Muscular Dystrophy is an illness that causes a person to experience weakening and degeneration of the muscles that are necessary for movement, as well as their skeletal system. There are over 30 types of muscular dystrophy. Sometimes, the condition can be diagnosed during adolescence; other times, it does not become noticeable until the person has reached their late 30s. There are some common symptoms that most of those affected by this disease will experience, such as cataracts, heart problems, insulin resistance, muscle weakness, and more. Visit the Muscular Dystrophy Association’s website, if you would like to learn more about this medical condition.
Treatment for Muscular Dystrophy
Currently, there is no cure for muscular dystrophy. There are no treatments that can reverse this condition, but there are things that can be done to slow the condition and strengthen the skeletal system. Drug therapy includes things such as antibiotics that help with respiratory infections, anticonvulsants that help treat involuntary muscle contractions and seizures, and many more. Physical therapy keeps the muscles flexible and strong. Speech and respiratory therapies help slow the person’s breathing and talking so that facial muscle weakness takes longer to occur. Corrective surgery happens so that symptoms like cataracts can be removed. Lastly, occupational therapy usually happens after corrective surgery so that the patient can use things like wheelchairs.

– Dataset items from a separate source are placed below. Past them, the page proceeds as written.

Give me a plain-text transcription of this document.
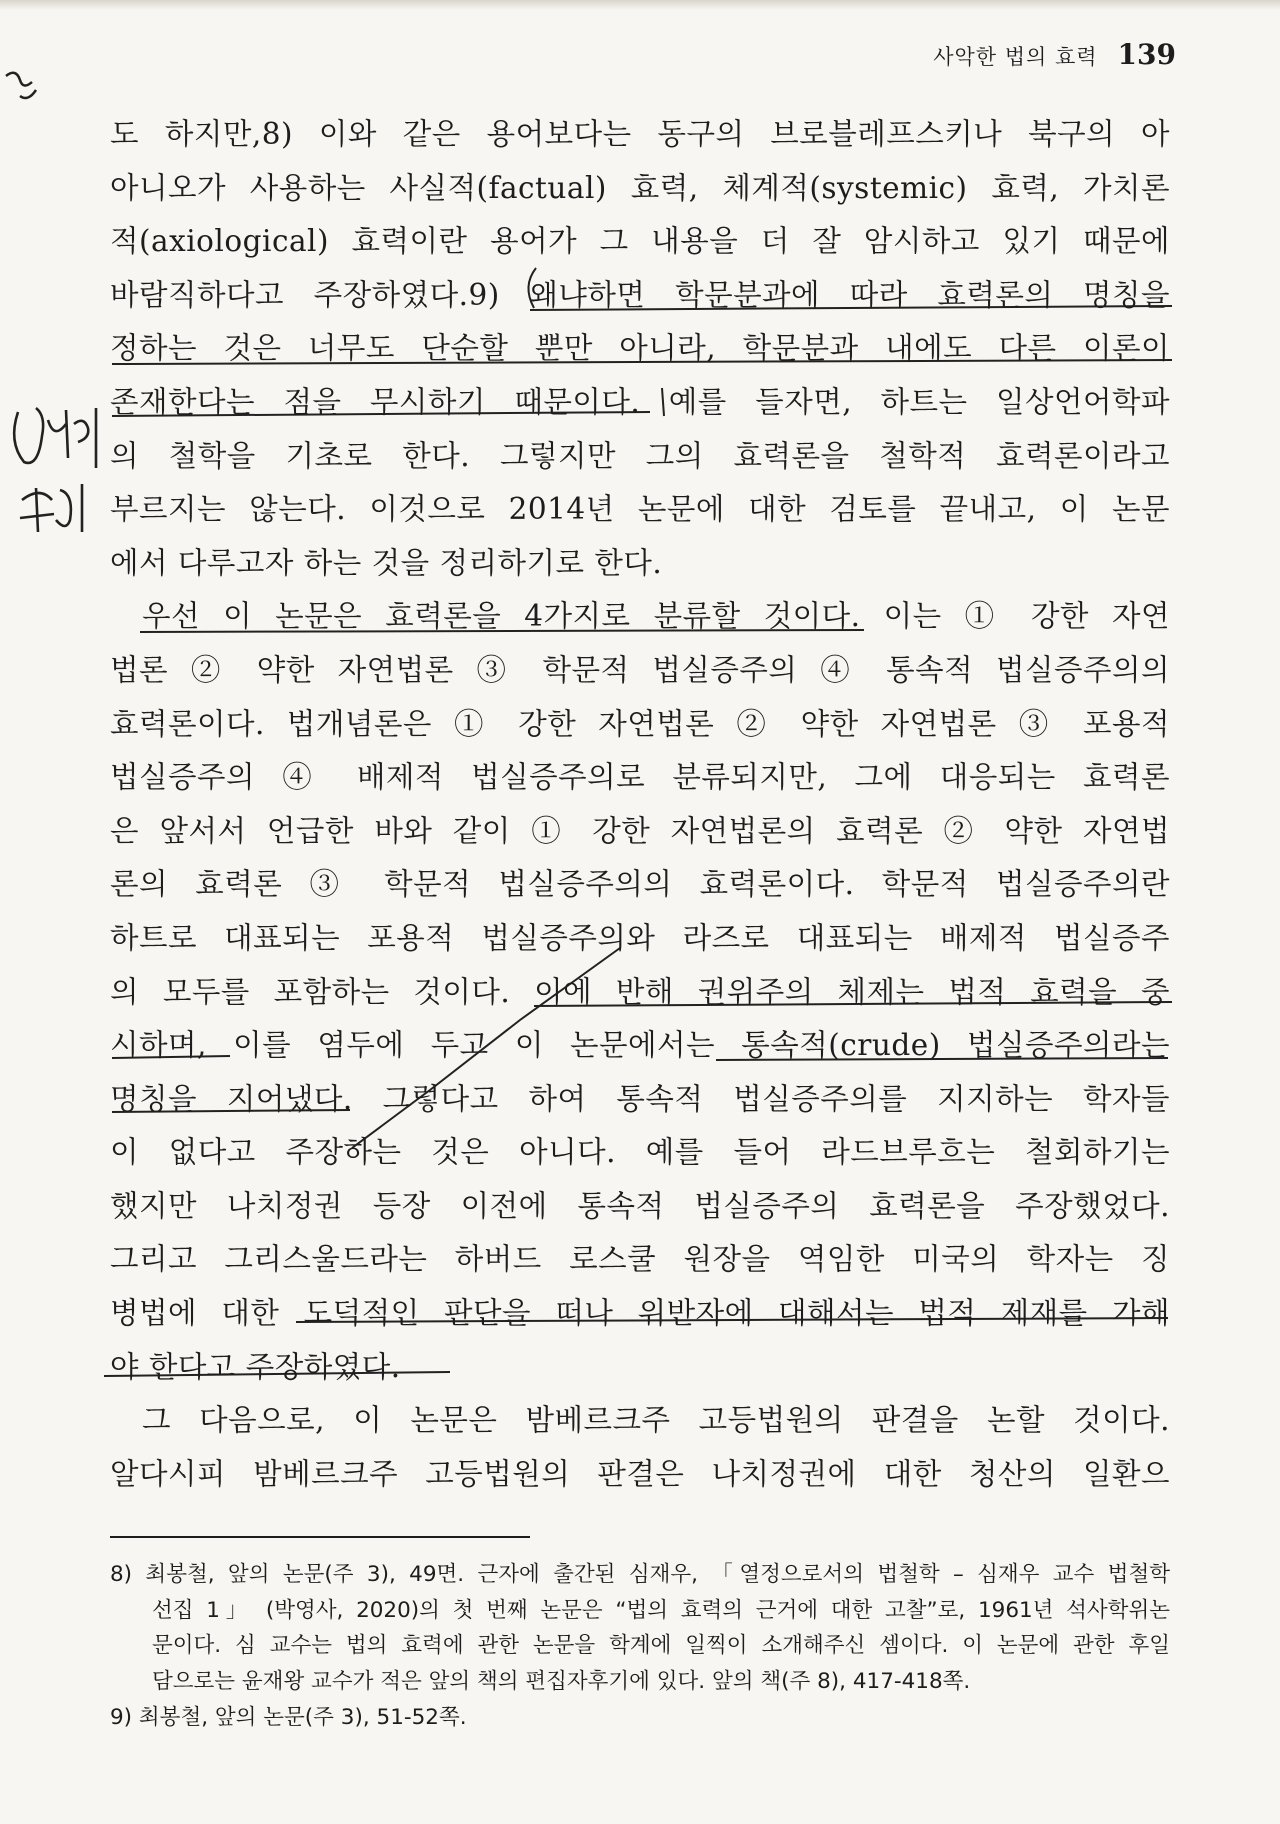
사악한 법의 효력 139
도 하지만,8) 이와 같은 용어보다는 동구의 브로블레프스키나 북구의 아
아니오가 사용하는 사실적(factual) 효력, 체계적(systemic) 효력, 가치론
적(axiological) 효력이란 용어가 그 내용을 더 잘 암시하고 있기 때문에
바람직하다고 주장하였다.9) 왜냐하면 학문분과에 따라 효력론의 명칭을
정하는 것은 너무도 단순할 뿐만 아니라, 학문분과 내에도 다른 이론이
존재한다는 점을 무시하기 때문이다. 예를 들자면, 하트는 일상언어학파
의 철학을 기초로 한다. 그렇지만 그의 효력론을 철학적 효력론이라고
부르지는 않는다. 이것으로 2014년 논문에 대한 검토를 끝내고, 이 논문
에서 다루고자 하는 것을 정리하기로 한다.
우선 이 논문은 효력론을 4가지로 분류할 것이다. 이는 ① 강한 자연
법론 ② 약한 자연법론 ③ 학문적 법실증주의 ④ 통속적 법실증주의의
효력론이다. 법개념론은 ① 강한 자연법론 ② 약한 자연법론 ③ 포용적
법실증주의 ④ 배제적 법실증주의로 분류되지만, 그에 대응되는 효력론
은 앞서서 언급한 바와 같이 ① 강한 자연법론의 효력론 ② 약한 자연법
론의 효력론 ③ 학문적 법실증주의의 효력론이다. 학문적 법실증주의란
하트로 대표되는 포용적 법실증주의와 라즈로 대표되는 배제적 법실증주
의 모두를 포함하는 것이다. 이에 반해 권위주의 체제는 법적 효력을 중
시하며, 이를 염두에 두고 이 논문에서는 통속적(crude) 법실증주의라는
명칭을 지어냈다. 그렇다고 하여 통속적 법실증주의를 지지하는 학자들
이 없다고 주장하는 것은 아니다. 예를 들어 라드브루흐는 철회하기는
했지만 나치정권 등장 이전에 통속적 법실증주의 효력론을 주장했었다.
그리고 그리스울드라는 하버드 로스쿨 원장을 역임한 미국의 학자는 징
병법에 대한 도덕적인 판단을 떠나 위반자에 대해서는 법적 제재를 가해
야 한다고 주장하였다.
그 다음으로, 이 논문은 밤베르크주 고등법원의 판결을 논할 것이다.
알다시피 밤베르크주 고등법원의 판결은 나치정권에 대한 청산의 일환으
8) 최봉철, 앞의 논문(주 3), 49면. 근자에 출간된 심재우, 「열정으로서의 법철학 – 심재우 교수 법철학
선집 1」 (박영사, 2020)의 첫 번째 논문은 “법의 효력의 근거에 대한 고찰”로, 1961년 석사학위논
문이다. 심 교수는 법의 효력에 관한 논문을 학계에 일찍이 소개해주신 셈이다. 이 논문에 관한 후일
담으로는 윤재왕 교수가 적은 앞의 책의 편집자후기에 있다. 앞의 책(주 8), 417-418쪽.
9) 최봉철, 앞의 논문(주 3), 51-52쪽.
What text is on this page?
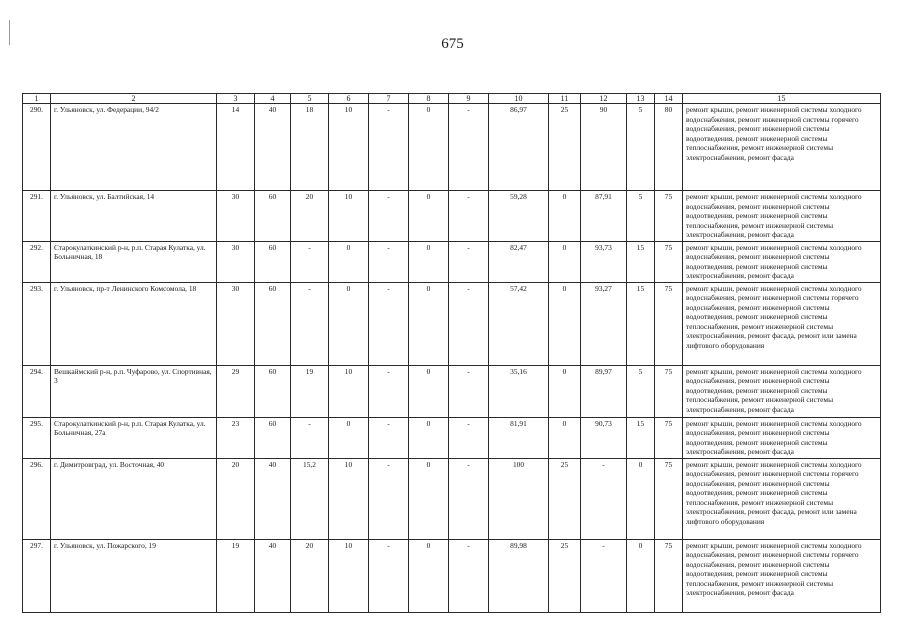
675
1	2	3	4	5	6	7	8	9	10	11	12	13	14	15
290.	г. Ульяновск, ул. Федерации, 94/2	14	40	18	10	-	0	-	86,97	25	90	5	80	ремонт крыши, ремонт инженерной системы холодного водоснабжения, ремонт инженерной системы горячего водоснабжения, ремонт инженерной системы водоотведения, ремонт инженерной системы теплоснабжения, ремонт инженерной системы электроснабжения, ремонт фасада
291.	г. Ульяновск, ул. Балтийская, 14	30	60	20	10	-	0	-	59,28	0	87,91	5	75	ремонт крыши, ремонт инженерной системы холодного водоснабжения, ремонт инженерной системы водоотведения, ремонт инженерной системы теплоснабжения, ремонт инженерной системы электроснабжения, ремонт фасада
292.	Старокулаткинский р-н, р.п. Старая Кулатка, ул. Больничная, 18	30	60	-	0	-	0	-	82,47	0	93,73	15	75	ремонт крыши, ремонт инженерной системы холодного водоснабжения, ремонт инженерной системы водоотведения, ремонт инженерной системы электроснабжения, ремонт фасада
293.	г. Ульяновск, пр-т Ленинского Комсомола, 18	30	60	-	0	-	0	-	57,42	0	93,27	15	75	ремонт крыши, ремонт инженерной системы холодного водоснабжения, ремонт инженерной системы горячего водоснабжения, ремонт инженерной системы водоотведения, ремонт инженерной системы теплоснабжения, ремонт инженерной системы электроснабжения, ремонт фасада, ремонт или замена лифтового оборудования
294.	Вешкаймский р-н, р.п. Чуфарово, ул. Спортивная, 3	29	60	19	10	-	0	-	35,16	0	89,97	5	75	ремонт крыши, ремонт инженерной системы холодного водоснабжения, ремонт инженерной системы водоотведения, ремонт инженерной системы теплоснабжения, ремонт инженерной системы электроснабжения, ремонт фасада
295.	Старокулаткинский р-н, р.п. Старая Кулатка, ул. Больничная, 27а	23	60	-	0	-	0	-	81,91	0	90,73	15	75	ремонт крыши, ремонт инженерной системы холодного водоснабжения, ремонт инженерной системы водоотведения, ремонт инженерной системы электроснабжения, ремонт фасада
296.	г. Димитровград, ул. Восточная, 40	20	40	15,2	10	-	0	-	100	25	-	0	75	ремонт крыши, ремонт инженерной системы холодного водоснабжения, ремонт инженерной системы горячего водоснабжения, ремонт инженерной системы водоотведения, ремонт инженерной системы теплоснабжения, ремонт инженерной системы электроснабжения, ремонт фасада, ремонт или замена лифтового оборудования
297.	г. Ульяновск, ул. Пожарского, 19	19	40	20	10	-	0	-	89,98	25	-	0	75	ремонт крыши, ремонт инженерной системы холодного водоснабжения, ремонт инженерной системы горячего водоснабжения, ремонт инженерной системы водоотведения, ремонт инженерной системы теплоснабжения, ремонт инженерной системы электроснабжения, ремонт фасада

If you are currently seeking treatment for muscular dystrophy in Cleveland, Ohio or Akron, Ohio, you should contact the following places: MetroHealth, University Hospitals, Cleveland Clinic, and/or Akron Children’s Hospital.
Applying for Disability for Muscular Dystrophy
Applying for a disability for muscular dystrophy does not have to be a daunting task. As soon as you are aware of your disability, you should begin the application process for disability benefits. You can apply for disability online or via the phone. There are disability application starter kits that are available to help you get approved. However, before you are approved, the Social Security Administration will judge your disability claim according to the Blue Book. In Section 11.13 of the Disability Evaluation Under Social Security, muscular dystrophy can be found. Some forms of muscular dystrophy will qualify you for a compassionate allowance. If you do not receive a compassionate allowance, you need to be sure to emphasize the limitations you face on a daily basis due to your medical condition. If approved, your benefits will not begin until you have been disabled for six months, so make sure that you are able to continue having a stable income until your disability benefits become available.